B Cells Producing Type I Interferon Modulate Macrophage Polarization in Tuberculosis

HUDRISIER, DENIS; GICQUEL, BRIGITTE; ANTON-LEBERRE, VÉRONIQUE; NEYROLLES, OLIVIER; REHWINKEL, JAN; DEL CARMEN SASIAIN, MARIA; BOUDINOT, PIERRE; KAUFMANN, STEFAN HE; MERCIER, INGRID; LANG, ROLAND; SAKWA, IMME; JOUNEAU, LUC; COLOM, ANDRÉ; BÉNARD, ALAN; FILLATREAU, SIMON; O'GARRA, ANNE; LOXTON, ANDRE G; AL-SAATI, TALAL; TAILLEUX, LUDOVIC; SCHIERLOH, PABLO

AMERICAN JORUNAL OF RESPIRATORY AND CRITICAL CARE MEDICINE

American Thoraxic Society

Año: 2017

1073-449X

RATIONALE:In addition to their well-known function as antibody-producing cells, B lymphocytes can markedly influence the course of infectious or non-infectious diseases via antibody-independent mechanisms. In tuberculosis, B cells accumulate in lungs, yet their functional contribution to the host response remains poorly understood.OBJECTIVES:To document the role of B cells in tuberculosis in an unbiased manner.METHODS:We generated the transcriptome of B cells isolated from Mycobacterium tuberculosis (Mtb)-infected mice, and validated the identified key pathways using in vitro and in vivo assays.

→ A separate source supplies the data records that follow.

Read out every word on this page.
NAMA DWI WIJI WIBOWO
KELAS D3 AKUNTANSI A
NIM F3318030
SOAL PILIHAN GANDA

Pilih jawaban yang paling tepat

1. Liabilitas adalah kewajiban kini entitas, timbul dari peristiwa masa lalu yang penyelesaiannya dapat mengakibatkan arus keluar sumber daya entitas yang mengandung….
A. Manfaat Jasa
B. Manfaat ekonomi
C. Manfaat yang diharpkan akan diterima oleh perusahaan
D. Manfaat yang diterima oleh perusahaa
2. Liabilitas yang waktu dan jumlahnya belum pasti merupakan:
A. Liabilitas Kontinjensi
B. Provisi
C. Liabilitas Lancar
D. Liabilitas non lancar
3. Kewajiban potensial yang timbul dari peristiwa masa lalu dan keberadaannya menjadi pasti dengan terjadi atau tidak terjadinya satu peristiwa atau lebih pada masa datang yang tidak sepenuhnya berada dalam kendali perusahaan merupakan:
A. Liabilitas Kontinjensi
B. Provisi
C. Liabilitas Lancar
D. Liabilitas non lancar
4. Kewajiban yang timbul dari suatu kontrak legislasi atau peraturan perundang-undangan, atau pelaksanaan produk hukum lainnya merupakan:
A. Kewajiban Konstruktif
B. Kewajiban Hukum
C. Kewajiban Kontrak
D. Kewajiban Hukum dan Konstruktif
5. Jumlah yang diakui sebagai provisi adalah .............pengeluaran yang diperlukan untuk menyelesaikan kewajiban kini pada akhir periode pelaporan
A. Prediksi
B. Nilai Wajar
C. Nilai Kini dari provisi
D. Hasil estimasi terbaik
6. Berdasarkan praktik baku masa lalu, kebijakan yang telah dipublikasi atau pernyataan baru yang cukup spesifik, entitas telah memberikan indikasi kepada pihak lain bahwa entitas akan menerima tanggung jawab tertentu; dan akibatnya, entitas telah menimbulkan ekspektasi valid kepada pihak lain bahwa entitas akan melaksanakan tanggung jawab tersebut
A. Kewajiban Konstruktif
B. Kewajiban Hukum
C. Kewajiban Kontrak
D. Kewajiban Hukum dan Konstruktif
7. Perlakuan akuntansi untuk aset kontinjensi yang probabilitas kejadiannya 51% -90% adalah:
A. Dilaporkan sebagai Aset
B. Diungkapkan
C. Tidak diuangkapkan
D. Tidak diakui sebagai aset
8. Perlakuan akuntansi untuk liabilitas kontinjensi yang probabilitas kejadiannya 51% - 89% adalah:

The obtained data were substantiated using B cells from pleural effusion of tuberculosis patients.MEASUREMENTS AND MAIN RESULTS: B cells isolated from Mtb-infected mice displayed a STAT1-centered signature, suggesting a role for interferons in B cell response to infection. B cells stimulated in vitro with Mtb produced type I interferon, via a mechanism involving the innate sensor STING, and antagonized by MyD88 signaling. In vivo, B cells expressed type I interferon in the lungs of Mtb-infected mice and, of clinical relevance, in pleural fluid from patients with tuberculosis. Type I interferon expression by B cells induced an altered polarization of macrophages towards a regulatory/anti-inflammatory profile in vitro. In vivo, increased provision of type I interferon by B cells in a murine model of B cell-restricted Myd88-deficiency correlated with an enhanced accumulation of regulatory/anti-inflammatory macrophages in Mtb infected lungs.CONCLUSION: Type I interferon produced by Mtb-stimulated B cells favors macrophage polarization towards a regulatory/anti-inflammatory phenotype during Mtb infection.